Notice that now the URL is tested and the custom Response is only returned if it contains “myFile.txt”. Now if you click the button you will see the “myText” in the console rather than the contents of the file.

There is a subtle point that you need to keep in mind when using respondWith. If the fetch event handler doesn’t call respondWith, the browser will fetch the resource in the usual way. However, if the event handler awaits for some function to complete i.e. is asynchronous before calling respondWith, the thread is freed and the browser decides that the event handler isn’t going to call respondWith and so fetches the resource.

What this means is that if you are going to handle the fetch you need to call respondWith before you release the thread with an await.
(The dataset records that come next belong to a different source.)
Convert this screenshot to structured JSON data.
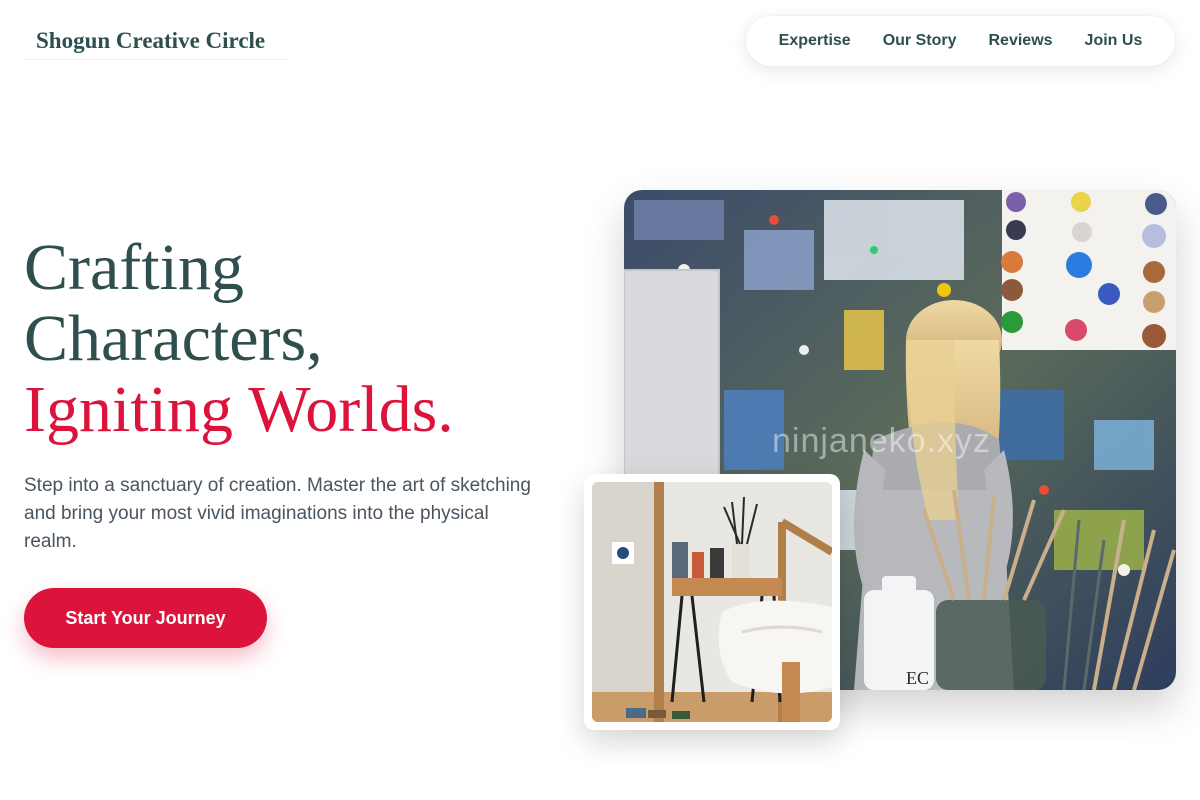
{
  "brand": {
    "name": "Shogun Creative Circle"
  },
  "nav": {
    "items": [
      {
        "label": "Expertise"
      },
      {
        "label": "Our Story"
      },
      {
        "label": "Reviews"
      },
      {
        "label": "Join Us"
      }
    ]
  },
  "hero": {
    "title_line_1": "Crafting",
    "title_line_2": "Characters,",
    "title_accent": "Igniting Worlds.",
    "description": "Step into a sanctuary of creation. Master the art of sketching and bring your most vivid imaginations into the physical realm.",
    "cta_label": "Start Your Journey"
  },
  "images": {
    "main_watermark": "ninjaneko.xyz"
  },
  "colors": {
    "primary_text": "#2f4f4f",
    "accent": "#dc143c",
    "body_text": "#4a5560",
    "background": "#ffffff"
  }
}
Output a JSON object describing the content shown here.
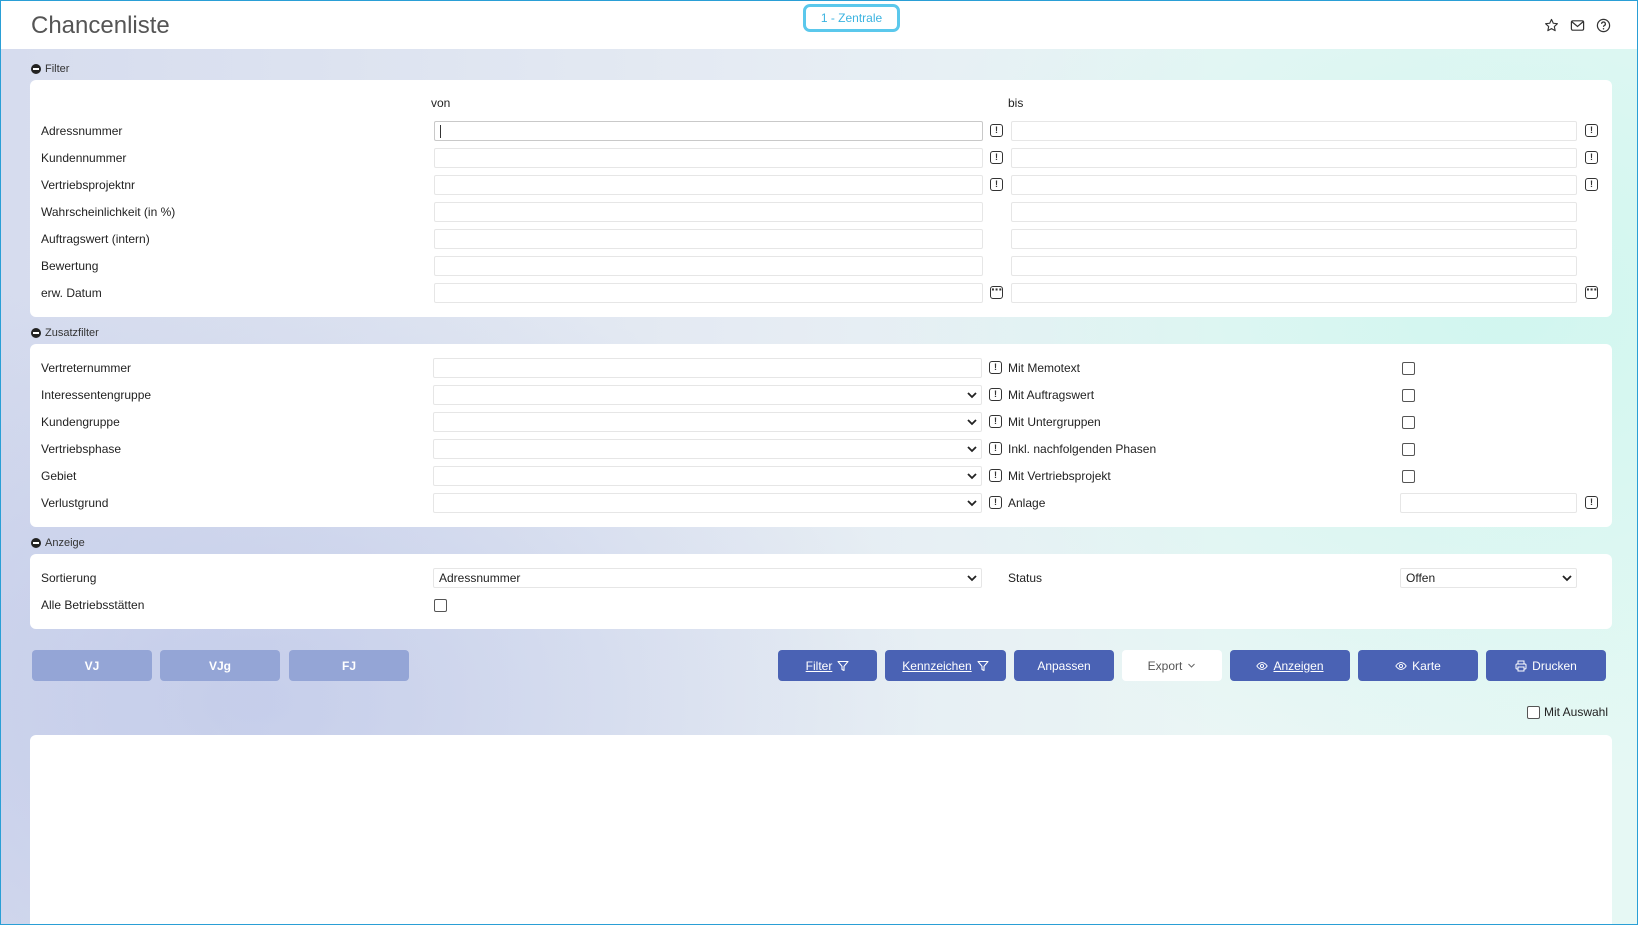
{
  "header": {
    "title": "Chancenliste",
    "branch": "1 - Zentrale",
    "icons": [
      "star-icon",
      "mail-icon",
      "help-icon"
    ]
  },
  "filter": {
    "section_label": "Filter",
    "col_from": "von",
    "col_to": "bis",
    "rows": [
      {
        "label": "Adressnummer",
        "icon": "lookup"
      },
      {
        "label": "Kundennummer",
        "icon": "lookup"
      },
      {
        "label": "Vertriebsprojektnr",
        "icon": "lookup"
      },
      {
        "label": "Wahrscheinlichkeit (in %)",
        "icon": ""
      },
      {
        "label": "Auftragswert (intern)",
        "icon": ""
      },
      {
        "label": "Bewertung",
        "icon": ""
      },
      {
        "label": "erw. Datum",
        "icon": "date"
      }
    ]
  },
  "zusatzfilter": {
    "section_label": "Zusatzfilter",
    "left": [
      {
        "label": "Vertreternummer"
      },
      {
        "label": "Interessentengruppe"
      },
      {
        "label": "Kundengruppe"
      },
      {
        "label": "Vertriebsphase"
      },
      {
        "label": "Gebiet"
      },
      {
        "label": "Verlustgrund"
      }
    ],
    "right": [
      {
        "label": "Mit Memotext"
      },
      {
        "label": "Mit Auftragswert"
      },
      {
        "label": "Mit Untergruppen"
      },
      {
        "label": "Inkl. nachfolgenden Phasen"
      },
      {
        "label": "Mit Vertriebsprojekt"
      },
      {
        "label": "Anlage"
      }
    ]
  },
  "anzeige": {
    "section_label": "Anzeige",
    "sort_label": "Sortierung",
    "sort_value": "Adressnummer",
    "status_label": "Status",
    "status_value": "Offen",
    "all_sites_label": "Alle Betriebsstätten"
  },
  "buttons": {
    "vj": "VJ",
    "vjg": "VJg",
    "fj": "FJ",
    "filter": "Filter",
    "kennzeichen": "Kennzeichen",
    "anpassen": "Anpassen",
    "export": "Export",
    "anzeigen": "Anzeigen",
    "karte": "Karte",
    "drucken": "Drucken"
  },
  "mit_auswahl": "Mit Auswahl",
  "colors": {
    "primary_button": "#4a62b4",
    "disabled_button": "#94a5d6",
    "branch_badge": "#5bc8ec",
    "window_border": "#2a9fd6"
  }
}
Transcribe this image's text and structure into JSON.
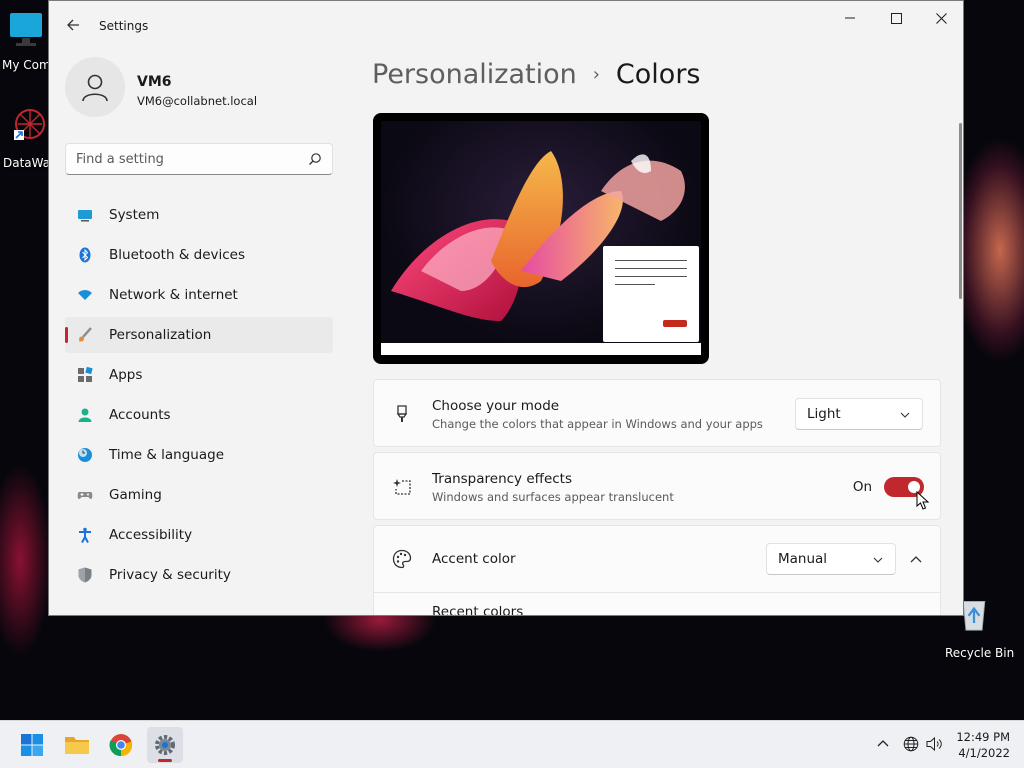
{
  "desktop": {
    "icons": [
      {
        "label": "My Com"
      },
      {
        "label": "DataWag"
      },
      {
        "label": "Recycle Bin"
      }
    ]
  },
  "window": {
    "app_title": "Settings",
    "controls": {
      "minimize": "minimize-icon",
      "maximize": "maximize-icon",
      "close": "close-icon"
    }
  },
  "profile": {
    "name": "VM6",
    "email": "VM6@collabnet.local"
  },
  "search": {
    "placeholder": "Find a setting",
    "value": ""
  },
  "sidebar": {
    "items": [
      {
        "label": "System",
        "icon": "system-icon"
      },
      {
        "label": "Bluetooth & devices",
        "icon": "bluetooth-icon"
      },
      {
        "label": "Network & internet",
        "icon": "wifi-icon"
      },
      {
        "label": "Personalization",
        "icon": "brush-icon",
        "active": true
      },
      {
        "label": "Apps",
        "icon": "apps-icon"
      },
      {
        "label": "Accounts",
        "icon": "accounts-icon"
      },
      {
        "label": "Time & language",
        "icon": "clock-globe-icon"
      },
      {
        "label": "Gaming",
        "icon": "gamepad-icon"
      },
      {
        "label": "Accessibility",
        "icon": "accessibility-icon"
      },
      {
        "label": "Privacy & security",
        "icon": "shield-icon"
      }
    ]
  },
  "header": {
    "breadcrumb_parent": "Personalization",
    "breadcrumb_separator": "›",
    "title": "Colors"
  },
  "settings": {
    "mode": {
      "title": "Choose your mode",
      "subtitle": "Change the colors that appear in Windows and your apps",
      "value": "Light"
    },
    "transparency": {
      "title": "Transparency effects",
      "subtitle": "Windows and surfaces appear translucent",
      "state": "On"
    },
    "accent": {
      "title": "Accent color",
      "value": "Manual"
    },
    "recent_colors": {
      "title": "Recent colors"
    }
  },
  "taskbar": {
    "apps": [
      "start-icon",
      "file-explorer-icon",
      "chrome-icon",
      "settings-icon"
    ],
    "time": "12:49 PM",
    "date": "4/1/2022"
  },
  "colors": {
    "accent": "#c0282d",
    "window_bg": "#f3f3f3",
    "card_bg": "#fbfbfb"
  }
}
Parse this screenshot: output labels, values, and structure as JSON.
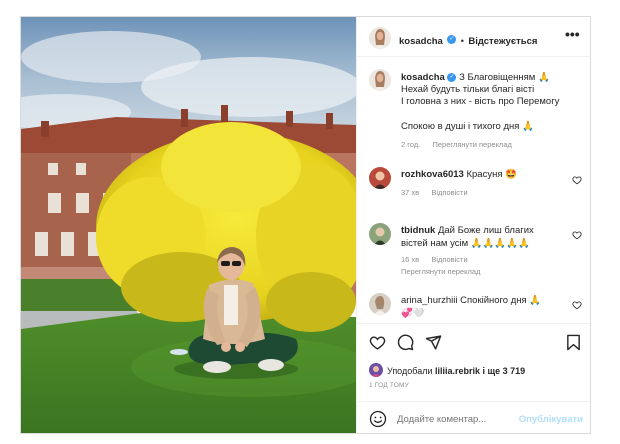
{
  "author": {
    "username": "kosadcha",
    "follow_label": "Відстежується",
    "separator": "•"
  },
  "caption": {
    "username": "kosadcha",
    "lines": [
      "З Благовіщенням 🙏",
      "Нехай будуть тільки благі вісті",
      "І головна з них - вість про Перемогу",
      "Спокою в душі і тихого дня 🙏"
    ],
    "time": "2 год.",
    "translate": "Переглянути переклад"
  },
  "comments": [
    {
      "username": "rozhkova6013",
      "text": "Красуня 🤩",
      "time": "37 хв",
      "reply": "Відповісти"
    },
    {
      "username": "tbidnuk",
      "text_line1": "Дай Боже лиш благих",
      "text_line2": "вістей нам усім 🙏🙏🙏🙏🙏",
      "time": "16 хв",
      "reply": "Відповісти",
      "translate": "Переглянути переклад"
    },
    {
      "username": "arina_hurzhiii",
      "text_line1": "Спокійного дня 🙏",
      "text_line2": "💞🤍"
    }
  ],
  "likes": {
    "prefix": "Уподобали",
    "user": "liliia.rebrik",
    "suffix": "і ще 3 719"
  },
  "timestamp": "1 ГОД ТОМУ",
  "add_comment": {
    "placeholder": "Додайте коментар...",
    "publish": "Опублікувати"
  },
  "colors": {
    "blue": "#3897f0",
    "publish_disabled": "#b2dffc",
    "text": "#262626",
    "muted": "#8e8e8e"
  }
}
The simplest way to deal with this problem is to always supply an async function to respondWith that deals with the fetch. That is:

addEventListener("fetch", function (event) {
       event.respondWith(doFetch(event));
});

where doFetch is an async function that contains whatever code is needed to complete the fetch.

coverasync

Setting Up The Cache – waitUntil

Now you can begin to see how powerful the idea of the Service Worker is. In many ways it is the “real” entity of the app that you are creating as it persists even when the user isn’t browsing your website. In most cases what you want the Service Worker to do is to cache resources and retrieve them when pages within the scope request them. As you already know how the Cache object works, this is fairly easy apart from the problem of initializing the cache.

This is where the status events come into the story.

There are two status events:

  • Install - fires when the Service Worker is ready to be initialized.

  • Activate – fires when the Service Worker takes over from any earlier versions and is ready to do work. This is where you can clean up anything from previous versions.

Notice that the state events are triggered when the Service Worker’s state changes:

Installing → Install event → Waiting → Activate event → Active.

It is also important to be clear that these events only fire once when the Service Working is being registered or when it is being updated. That is, they only occur once for each version of the Service Worker.

So to set up a Cache object all we need to do is create an Install handler:

addEventListener("install", async function (event) {
    console.log("install");
    var url = new URL("http://localhost/myFile.txt");
    var request = new Request(url, {
        method: "GET"
    });
    var myCache = await caches.open("myCache");
    await myCache.add(request);
});

This handler creates and loads myCache with myFile.txt when the Service Worker is installed.

There is a small problem with this event handler that might well go undetected for some time. Consider for a moment what would happen if the Cache loading involved a great many and perhaps large files – not just one small file as in this test case. There is no problem with keeping the thread too busy, however, as we are using asynchronous functions and awaiting them. While the files are being downloaded the thread is free.